7. The preparation method according to claim 1, characterized in that the process parameters of the heat treatment include a heating rate of 5-15° C./min.

8. The preparation method according to claim 1, characterized in that the process parameters of the heat treatment include heating to 500-600° C.

9. The preparation method according to claim 1, characterized in that the process parameters of the heat treatment include keeping the temperature for 60-120 min.

10. The preparation method according to claim 1, characterized in that the resulted lithium metasilicate glass ceramic is shaped by CAD/CAM technique or hot-press shaping technique with lost-wax.

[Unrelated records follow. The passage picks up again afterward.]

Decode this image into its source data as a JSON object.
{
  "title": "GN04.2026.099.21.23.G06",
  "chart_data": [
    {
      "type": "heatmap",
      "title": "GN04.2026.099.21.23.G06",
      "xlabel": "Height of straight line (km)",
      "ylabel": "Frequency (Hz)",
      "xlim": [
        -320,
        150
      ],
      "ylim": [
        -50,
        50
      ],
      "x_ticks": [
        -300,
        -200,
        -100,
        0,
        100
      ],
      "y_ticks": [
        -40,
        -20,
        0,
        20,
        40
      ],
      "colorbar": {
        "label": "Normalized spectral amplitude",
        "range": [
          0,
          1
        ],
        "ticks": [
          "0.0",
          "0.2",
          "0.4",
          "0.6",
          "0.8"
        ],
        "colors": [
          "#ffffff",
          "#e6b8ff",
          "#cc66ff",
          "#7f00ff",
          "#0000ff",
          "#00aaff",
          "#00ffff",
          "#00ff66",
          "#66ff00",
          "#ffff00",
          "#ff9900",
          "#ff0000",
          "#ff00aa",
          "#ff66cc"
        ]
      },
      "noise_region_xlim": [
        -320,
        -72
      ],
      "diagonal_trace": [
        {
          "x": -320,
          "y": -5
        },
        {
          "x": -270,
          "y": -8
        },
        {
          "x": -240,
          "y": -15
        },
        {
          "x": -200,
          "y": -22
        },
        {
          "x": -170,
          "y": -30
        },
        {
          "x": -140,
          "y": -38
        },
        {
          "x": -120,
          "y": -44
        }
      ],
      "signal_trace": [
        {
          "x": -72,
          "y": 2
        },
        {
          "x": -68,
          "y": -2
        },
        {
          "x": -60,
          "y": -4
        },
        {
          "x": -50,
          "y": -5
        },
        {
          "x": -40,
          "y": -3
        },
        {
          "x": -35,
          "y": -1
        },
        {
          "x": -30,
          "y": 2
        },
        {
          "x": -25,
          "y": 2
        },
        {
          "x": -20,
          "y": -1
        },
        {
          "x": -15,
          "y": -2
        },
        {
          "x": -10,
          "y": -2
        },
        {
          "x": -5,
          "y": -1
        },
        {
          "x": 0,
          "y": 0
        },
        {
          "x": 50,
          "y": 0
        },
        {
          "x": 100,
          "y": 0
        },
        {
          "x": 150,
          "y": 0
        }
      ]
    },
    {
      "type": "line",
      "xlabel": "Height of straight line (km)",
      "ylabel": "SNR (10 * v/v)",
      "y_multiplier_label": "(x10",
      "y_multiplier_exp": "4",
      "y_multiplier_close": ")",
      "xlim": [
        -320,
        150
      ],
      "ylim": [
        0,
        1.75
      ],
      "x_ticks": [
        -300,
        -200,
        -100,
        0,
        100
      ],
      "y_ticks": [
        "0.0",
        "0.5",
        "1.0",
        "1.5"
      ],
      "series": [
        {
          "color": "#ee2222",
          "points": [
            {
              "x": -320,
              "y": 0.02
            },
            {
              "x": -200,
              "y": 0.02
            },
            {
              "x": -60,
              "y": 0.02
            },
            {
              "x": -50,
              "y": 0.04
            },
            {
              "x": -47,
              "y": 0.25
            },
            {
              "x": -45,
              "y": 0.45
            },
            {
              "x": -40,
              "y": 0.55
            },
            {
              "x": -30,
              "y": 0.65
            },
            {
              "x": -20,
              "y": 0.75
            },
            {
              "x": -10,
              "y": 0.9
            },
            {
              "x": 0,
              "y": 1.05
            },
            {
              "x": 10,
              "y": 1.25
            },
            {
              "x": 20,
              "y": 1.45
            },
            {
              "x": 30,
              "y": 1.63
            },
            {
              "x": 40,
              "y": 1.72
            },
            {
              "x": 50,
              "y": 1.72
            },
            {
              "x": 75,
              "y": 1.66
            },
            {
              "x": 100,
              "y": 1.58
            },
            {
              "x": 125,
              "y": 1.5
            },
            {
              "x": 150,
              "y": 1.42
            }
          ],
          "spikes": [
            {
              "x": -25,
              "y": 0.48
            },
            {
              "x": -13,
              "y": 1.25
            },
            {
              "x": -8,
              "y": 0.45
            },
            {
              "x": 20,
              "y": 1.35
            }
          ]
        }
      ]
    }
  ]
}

11. A lithium metasilicate glass ceramic prepared by the preparation method according to claim 1, characterized in that the lithium metasilicate glass ceramic has crystal morphology of sphere, crystal size of 30-60 nm, and content of crystal phase of 20-40%.

12. The lithium metasilicate glass ceramic according to claim 11, characterized in that the melt of glass matrix further comprises: at least one of 0 wt %-3.5 wt % of B2O3, 0 wt %-10.0 wt % of ZrO2, 0 wt %-5.0 wt % of ZnO, 0 wt %-1.5 wt % of MgO, 0 wt %-2.0 wt % of La2O3, 0 wt %-2.5 wt % of Na2O, 0 wt %-2.0 wt % of CaO and 0.1 wt %-10.0 wt % of coloring oxides, based on the total weight of the melt of glass matrix.

13. The lithium metasilicate glass ceramic according to claim 12, characterized in that the coloring oxides are selected from at least one of the oxides of iron, titanium, vanadium, manganese, copper, chromium, cobalt, nickel, selenium and rare earth metals.

14. The preparation method according to claim 1, characterized in that the process parameters of the heat treatment include heating to 560-590° C.